Another blog entry, another rotation (unofficially) set. Joe Strauss:

    The Cardinals are expected to formalize their starting rotation after Rich Hill and Kyle McClellan appear this afternoon against the Baltimore Orioles. Today’s action likely represents little more than a formality as heavy sentiment exists to install lefthander Jaime Garcia as the fifth starter.

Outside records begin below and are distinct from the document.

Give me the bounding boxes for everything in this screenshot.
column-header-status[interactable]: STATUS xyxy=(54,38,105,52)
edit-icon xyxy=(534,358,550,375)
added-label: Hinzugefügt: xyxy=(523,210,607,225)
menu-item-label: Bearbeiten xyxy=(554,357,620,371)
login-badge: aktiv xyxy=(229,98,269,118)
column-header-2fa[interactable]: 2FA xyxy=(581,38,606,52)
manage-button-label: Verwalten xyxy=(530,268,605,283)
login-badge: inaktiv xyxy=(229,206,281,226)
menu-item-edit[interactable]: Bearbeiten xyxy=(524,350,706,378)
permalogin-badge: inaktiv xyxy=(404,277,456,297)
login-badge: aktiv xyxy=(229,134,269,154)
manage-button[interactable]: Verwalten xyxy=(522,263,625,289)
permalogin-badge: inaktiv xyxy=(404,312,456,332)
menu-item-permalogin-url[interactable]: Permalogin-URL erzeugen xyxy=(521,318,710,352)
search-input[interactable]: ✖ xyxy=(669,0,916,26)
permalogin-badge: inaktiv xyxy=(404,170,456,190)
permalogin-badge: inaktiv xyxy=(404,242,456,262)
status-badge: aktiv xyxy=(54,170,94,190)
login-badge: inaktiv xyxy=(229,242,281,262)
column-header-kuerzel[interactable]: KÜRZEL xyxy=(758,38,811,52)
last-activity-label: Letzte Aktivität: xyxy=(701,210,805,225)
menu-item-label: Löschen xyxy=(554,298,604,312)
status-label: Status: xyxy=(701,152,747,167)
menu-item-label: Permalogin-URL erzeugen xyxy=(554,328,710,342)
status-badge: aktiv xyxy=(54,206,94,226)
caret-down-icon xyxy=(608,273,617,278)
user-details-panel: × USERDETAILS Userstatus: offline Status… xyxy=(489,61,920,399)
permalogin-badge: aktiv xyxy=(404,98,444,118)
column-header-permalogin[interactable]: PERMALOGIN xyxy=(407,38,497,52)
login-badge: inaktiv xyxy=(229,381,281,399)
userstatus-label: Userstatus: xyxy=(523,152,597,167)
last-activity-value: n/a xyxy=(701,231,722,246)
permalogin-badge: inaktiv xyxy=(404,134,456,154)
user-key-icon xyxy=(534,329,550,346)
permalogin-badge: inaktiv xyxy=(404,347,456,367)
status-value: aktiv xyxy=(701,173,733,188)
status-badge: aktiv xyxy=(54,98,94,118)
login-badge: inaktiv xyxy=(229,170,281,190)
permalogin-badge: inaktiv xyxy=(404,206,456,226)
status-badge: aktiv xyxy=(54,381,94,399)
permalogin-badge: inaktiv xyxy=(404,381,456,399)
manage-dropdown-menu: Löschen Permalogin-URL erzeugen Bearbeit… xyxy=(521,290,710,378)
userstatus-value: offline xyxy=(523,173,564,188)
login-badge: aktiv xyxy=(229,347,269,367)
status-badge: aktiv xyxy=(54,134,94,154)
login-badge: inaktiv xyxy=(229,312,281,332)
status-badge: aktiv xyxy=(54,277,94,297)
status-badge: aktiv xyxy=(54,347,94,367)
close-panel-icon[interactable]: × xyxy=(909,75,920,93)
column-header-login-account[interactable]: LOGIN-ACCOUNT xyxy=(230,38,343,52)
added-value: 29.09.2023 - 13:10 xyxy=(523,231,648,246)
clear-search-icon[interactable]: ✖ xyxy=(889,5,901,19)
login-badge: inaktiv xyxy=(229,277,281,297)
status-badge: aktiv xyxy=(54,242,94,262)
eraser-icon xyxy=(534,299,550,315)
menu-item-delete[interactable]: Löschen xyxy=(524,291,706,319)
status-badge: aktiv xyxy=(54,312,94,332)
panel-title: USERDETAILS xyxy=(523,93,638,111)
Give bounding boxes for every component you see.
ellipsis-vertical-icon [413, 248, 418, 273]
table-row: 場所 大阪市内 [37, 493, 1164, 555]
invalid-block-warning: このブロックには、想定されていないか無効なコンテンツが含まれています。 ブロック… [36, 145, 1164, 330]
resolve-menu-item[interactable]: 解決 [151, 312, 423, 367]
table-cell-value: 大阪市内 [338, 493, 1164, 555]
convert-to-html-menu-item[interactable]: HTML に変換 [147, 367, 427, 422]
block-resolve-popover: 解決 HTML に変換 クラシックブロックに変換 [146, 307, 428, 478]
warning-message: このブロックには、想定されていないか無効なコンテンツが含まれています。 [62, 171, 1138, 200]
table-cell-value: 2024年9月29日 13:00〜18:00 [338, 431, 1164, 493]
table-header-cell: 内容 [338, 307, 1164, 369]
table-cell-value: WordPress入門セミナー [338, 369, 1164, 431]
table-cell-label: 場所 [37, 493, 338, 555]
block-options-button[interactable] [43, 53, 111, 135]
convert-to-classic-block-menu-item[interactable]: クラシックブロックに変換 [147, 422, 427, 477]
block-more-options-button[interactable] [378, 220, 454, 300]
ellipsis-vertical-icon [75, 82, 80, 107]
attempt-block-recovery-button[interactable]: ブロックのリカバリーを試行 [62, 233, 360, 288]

    Garcia apparently cinched his standing with a strong performance against the Houston Astros on Monday in Kissimmee. Garcia allowed one run on two hits while getting eight groundouts in four innings.


    Embracing Garcia as fifth starter allows La Russa and pitching coach Dave Duncan to return Kyle McClellan to the bullpen, where he may serve as righthanded set-up man for closer Ryan Franklin.

    McClellan entered camp projected as the frontrunner for the fifth-starter role. McClellan has done little wrong, constructing a 2.57 ERA while allowing six hits in seven innings covering two A-game appearances. He also appeared in an intrasquad game following postponement of a March 12 game against the Boston Red Sox.


    Garcia, 23, would become the youngest starting pitcher to make the Cardinals’ Opening Day rotation since Rick Ankiel made the 2000 club at 20.

(Something tells me that Tony La Russa doesn't spend a great deal of time worrying about the Verducci Effect.)

It's an odd trio of rotation candidates.

Rich Hill, who used to be one of my favorites, has walked more than he's struck out in the last two seasons. Now he's trying to change his delivery and maybe it'll work, but it's not the way to win a regular job with a contending club.

McClellan threw only 76 professional innings in 2008 and 67 in 2009, all of them as a reliever; he hasn't really been a starter since 2004, when he went 4-12 with a big ERA in Peoria.

Meanwhile, Garcia threw the grand total of 38 innings last year after recovering from Tommy John surgery in 2008. Those 38 innings went reasonably well, but as John Sickels notes, "his control is still inconsistent, and pushing him into the big-league rotation might be rushing things."

Garcia's 23, turns 24 this summer. Tony La Russa and Dave Duncan are famous for their work with veteran castoffs; their history with young starters is less an inspiring. But maybe Garcia, already having had a ligament transplanted into his young elbow, is now relatively safe.

He still has to throw strikes, though, and five walks in 12-2/3 innings this month doesn't constitute a great deal of proof that he's ready to do that.